Öte yandan Filistin Kurtuluş Örgütü (FKÖ) Yürütme Konseyi Genel Sekreteri Hüseyin eş-Şeyh, İsrail tarafından sağlanması planlanan kolaylıklarla ilgili olarak sosyal medya hesabından yaptığı paylaşımda, “İsrail hükümeti, gözlere kül atmaktan öteye gitmeyen adımlarla kendi imajını parlatmaya çalışan ırkçı bir hükümettir. Filistin Yönetimi'ni ablukaya alan, onu zayıflatmaya ve baltalamaya çalışan İsrail hükümetidir” ifadelerini kullandı.

Filistin halkının sorununun ‘gitmesi gereken işgalci olduğunu’ söyleyen Şeyh, ABD yönetimini uluslararası meşru kararlar ve anlaşmalar temelinde yaratıcı bir siyasi inisiyatif sunmaya ve İsrail işgalini sona erdirmek için ciddi müzakereleri başlatacak siyasi bir hedef belirlemeye çağırdı.

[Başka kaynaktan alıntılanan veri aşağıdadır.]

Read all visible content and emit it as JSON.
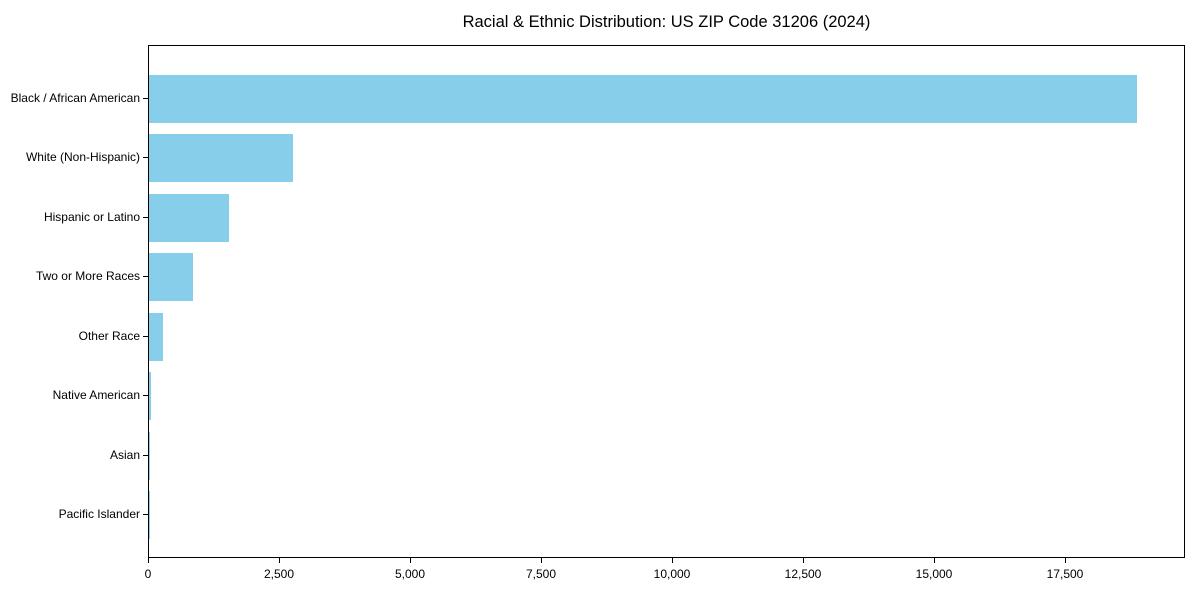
{
  "chart_data": {
    "type": "bar",
    "orientation": "horizontal",
    "title": "Racial & Ethnic Distribution: US ZIP Code 31206 (2024)",
    "categories": [
      "Black / African American",
      "White (Non-Hispanic)",
      "Hispanic or Latino",
      "Two or More Races",
      "Other Race",
      "Native American",
      "Asian",
      "Pacific Islander"
    ],
    "values": [
      18850,
      2750,
      1525,
      840,
      265,
      30,
      25,
      10
    ],
    "bar_color": "#87CEEB",
    "xlabel": "",
    "ylabel": "",
    "xlim": [
      0,
      19790
    ],
    "x_ticks": [
      {
        "value": 0,
        "label": "0"
      },
      {
        "value": 2500,
        "label": "2,500"
      },
      {
        "value": 5000,
        "label": "5,000"
      },
      {
        "value": 7500,
        "label": "7,500"
      },
      {
        "value": 10000,
        "label": "10,000"
      },
      {
        "value": 12500,
        "label": "12,500"
      },
      {
        "value": 15000,
        "label": "15,000"
      },
      {
        "value": 17500,
        "label": "17,500"
      }
    ],
    "grid": false,
    "legend": null
  }
}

FKÖ Yürütme Konseyi Genel Sekreteri, sözlerini şöyle sürdürdü:

ABD Dışişleri Bakanlığı'nın İsrail-Filistin İşlerinden Sorumlu Bakan Yardımcısı Andrew Miller ile kısa bir süre önce yaptığım görüşmede kendisine ABD yönetiminin İsrail'i tek taraflı olarak attığı tüm adımlardan geri çekilmeye zorlamak için ciddi ve etkili şekilde baskı yapması gerektiğini söyledim. Akabe ve Şarm eş-Şeyh'teki toplantılarda bunun için çabaladım.

FKÖ Yürütme Konseyi Genel Sekreteri Şeyh, ABD’ye Filistinlilerin öldürülmesini savunan ve bunu da yapan Yahudi gruplarını terör örgütleri olarak sınıflandırması ve uluslararası terör örgütleri listesine alması çağrısında bulundu.